The victory of the Philippines in Round 1 of the compulsory arbitration case it brought against China, although partial because not all the points raised by the Philippines were admitted, has made many optimistic about the final decision of the Arbitration Panel. But given China’s position not to participate in and recognize the outcome of the case, a favorable decision of the panel may prove to be of little more than academic interest. And given that it is inconceivable that the Philippines would go to war, even if backed by its superpower treaty ally, to persuade China to accept a favorable decision, we may rue the day that when the road forked in two directions the Philippines chose the way it did, notwithstanding the trouble and expense entailed.

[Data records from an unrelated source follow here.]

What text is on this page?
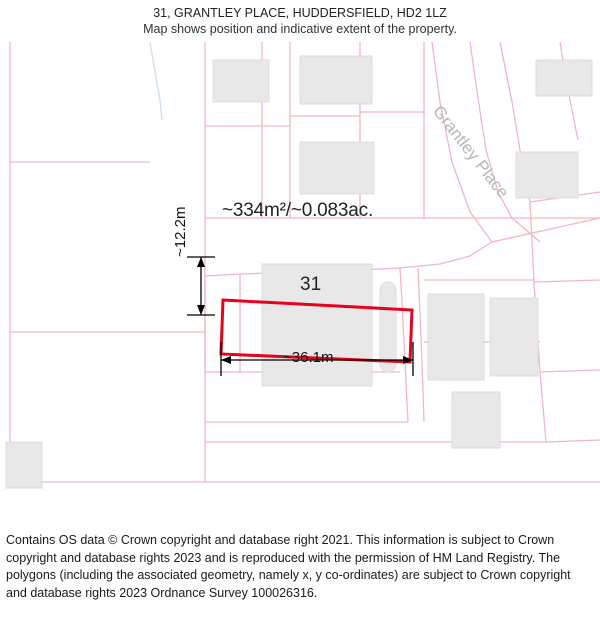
31, GRANTLEY PLACE, HUDDERSFIELD, HD2 1LZ
Map shows position and indicative extent of the property.
~334m²/~0.083ac.
31
~36.1m
~12.2m
Grantley Place
Contains OS data © Crown copyright and database right 2021. This information is subject to Crown copyright and database rights 2023 and is reproduced with the permission of HM Land Registry. The polygons (including the associated geometry, namely x, y co-ordinates) are subject to Crown copyright and database rights 2023 Ordnance Survey 100026316.
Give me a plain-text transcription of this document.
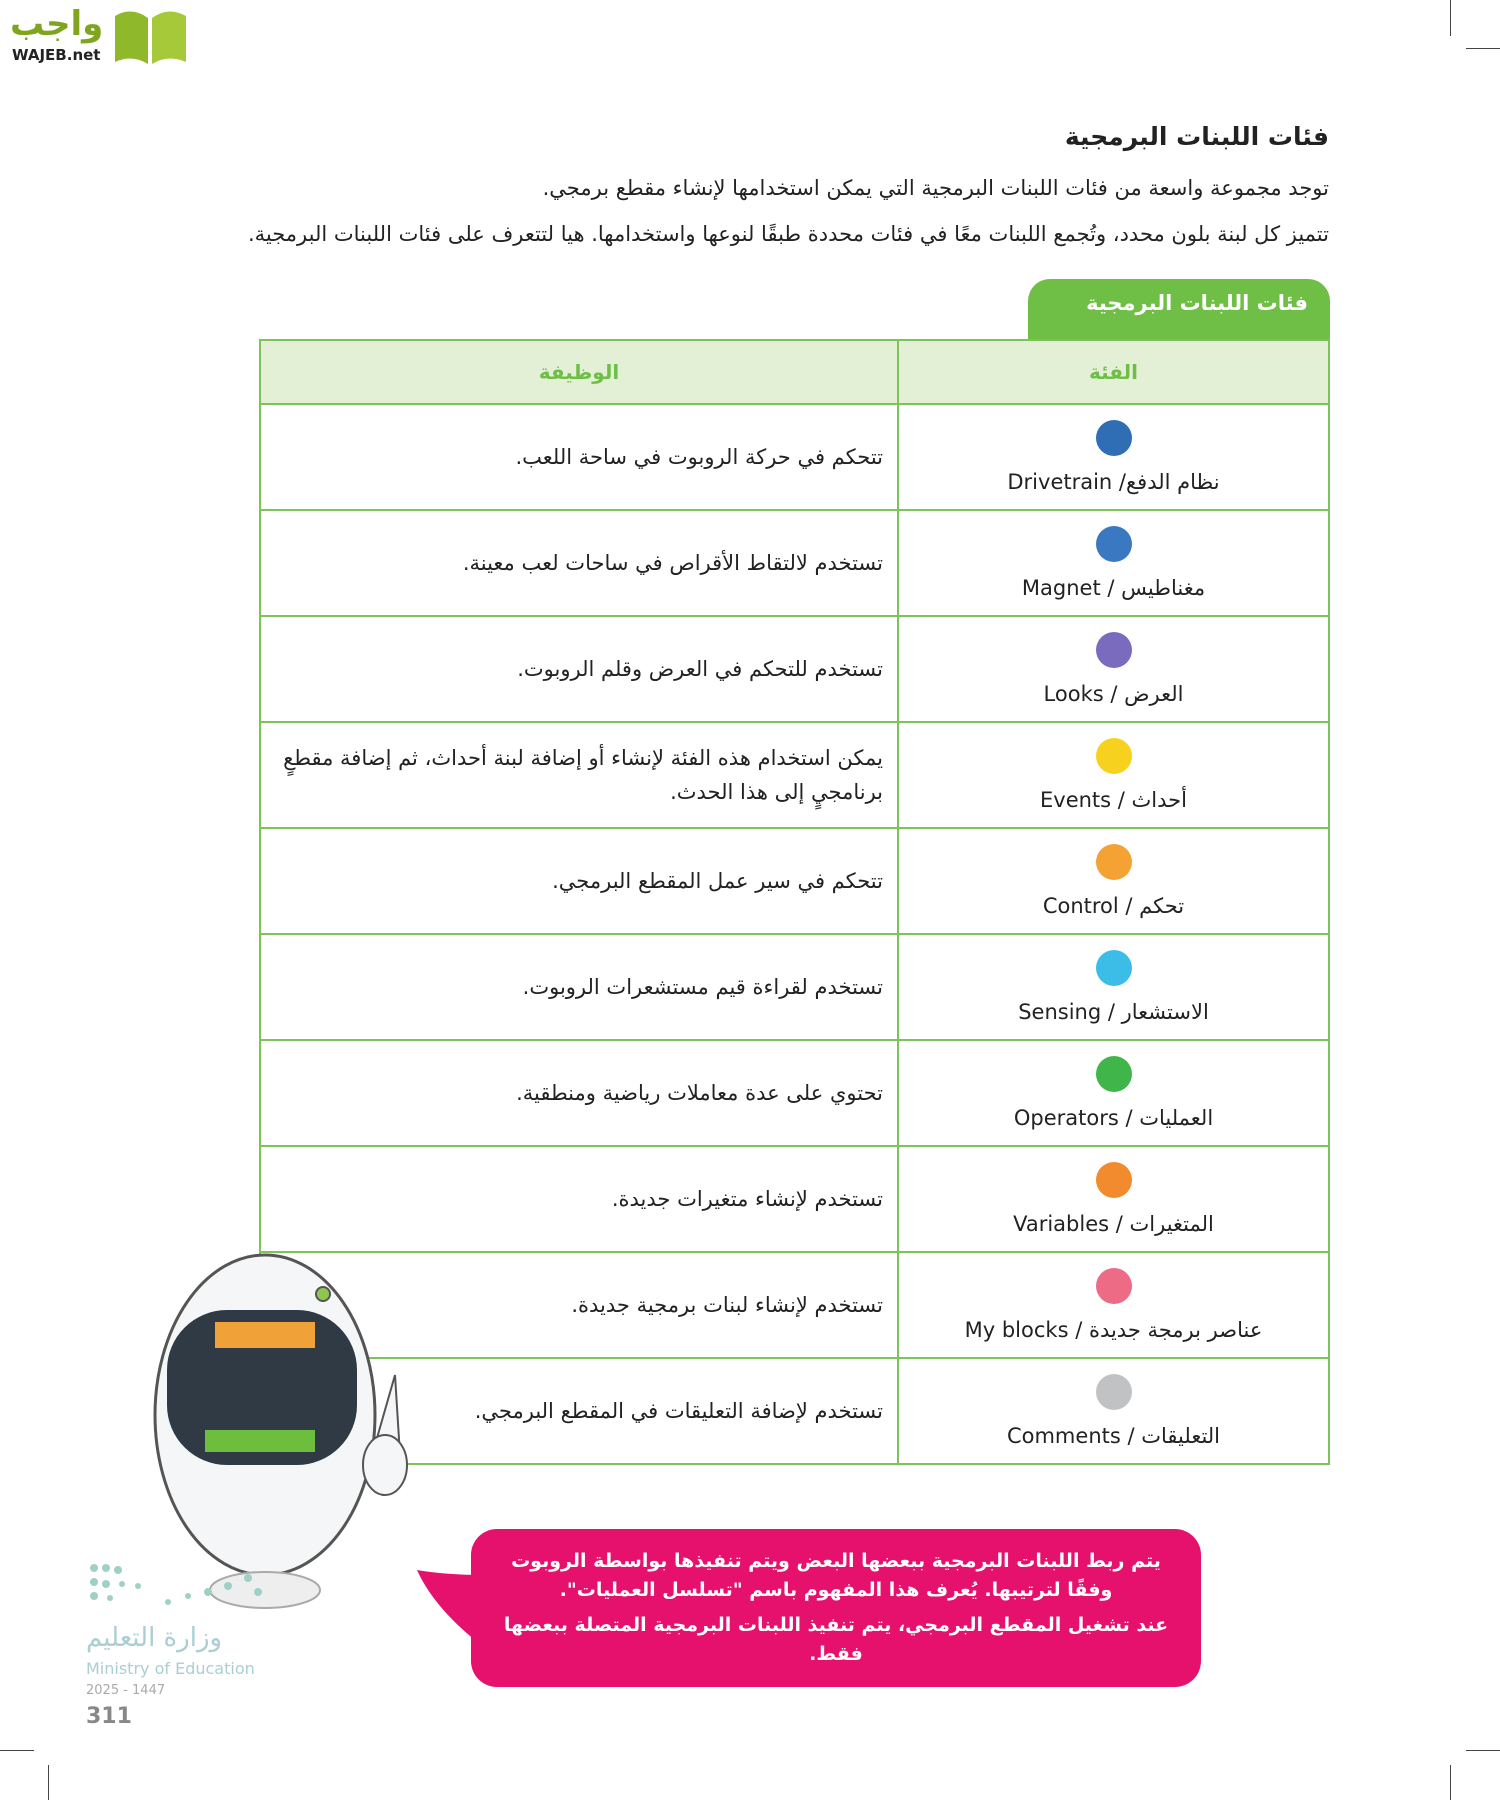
واجب
WAJEB.net
فئات اللبنات البرمجية
توجد مجموعة واسعة من فئات اللبنات البرمجية التي يمكن استخدامها لإنشاء مقطع برمجي.
تتميز كل لبنة بلون محدد، وتُجمع اللبنات معًا في فئات محددة طبقًا لنوعها واستخدامها. هيا لتتعرف على فئات اللبنات البرمجية.
فئات اللبنات البرمجية
الفئة	الوظيفة

نظام الدفع/ Drivetrain	تتحكم في حركة الروبوت في ساحة اللعب.

مغناطيس / Magnet	تستخدم لالتقاط الأقراص في ساحات لعب معينة.

العرض / Looks	تستخدم للتحكم في العرض وقلم الروبوت.

أحداث / Events	يمكن استخدام هذه الفئة لإنشاء أو إضافة لبنة أحداث، ثم إضافة مقطعٍ برنامجيٍ إلى هذا الحدث.

تحكم / Control	تتحكم في سير عمل المقطع البرمجي.

الاستشعار / Sensing	تستخدم لقراءة قيم مستشعرات الروبوت.

العمليات / Operators	تحتوي على عدة معاملات رياضية ومنطقية.

المتغيرات / Variables	تستخدم لإنشاء متغيرات جديدة.

عناصر برمجة جديدة / My blocks	تستخدم لإنشاء لبنات برمجية جديدة.

التعليقات / Comments	تستخدم لإضافة التعليقات في المقطع البرمجي.
يتم ربط اللبنات البرمجية ببعضها البعض ويتم تنفيذها بواسطة الروبوت وفقًا لترتيبها. يُعرف هذا المفهوم باسم "تسلسل العمليات".
عند تشغيل المقطع البرمجي، يتم تنفيذ اللبنات البرمجية المتصلة ببعضها فقط.
وزارة التعليم
Ministry of Education
2025 - 1447
311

In fact the choice was not between good and evil. The positions of the Philippines and China have one thing in common: they were both rules-based. Those rules may apparently not be identical but there is nothing in heaven or earth conferring on any of them an order of importance or preference. The Philippines considers the UN Convention on the Law of the Sea (UNCLOS) and specifically the convention’s provisions on maritime jurisdictional entitlements as the primary source of the rules . On the other hand, China’s proposition to deal with the conflicting claims in bilateral negotiations is in keeping with conventional international law and customary diplomatic practice. The United Nations Charter in Chapter VI on the Pacific Settlement of Disputes indeed suggests negotiation first in an enumerative list of recources.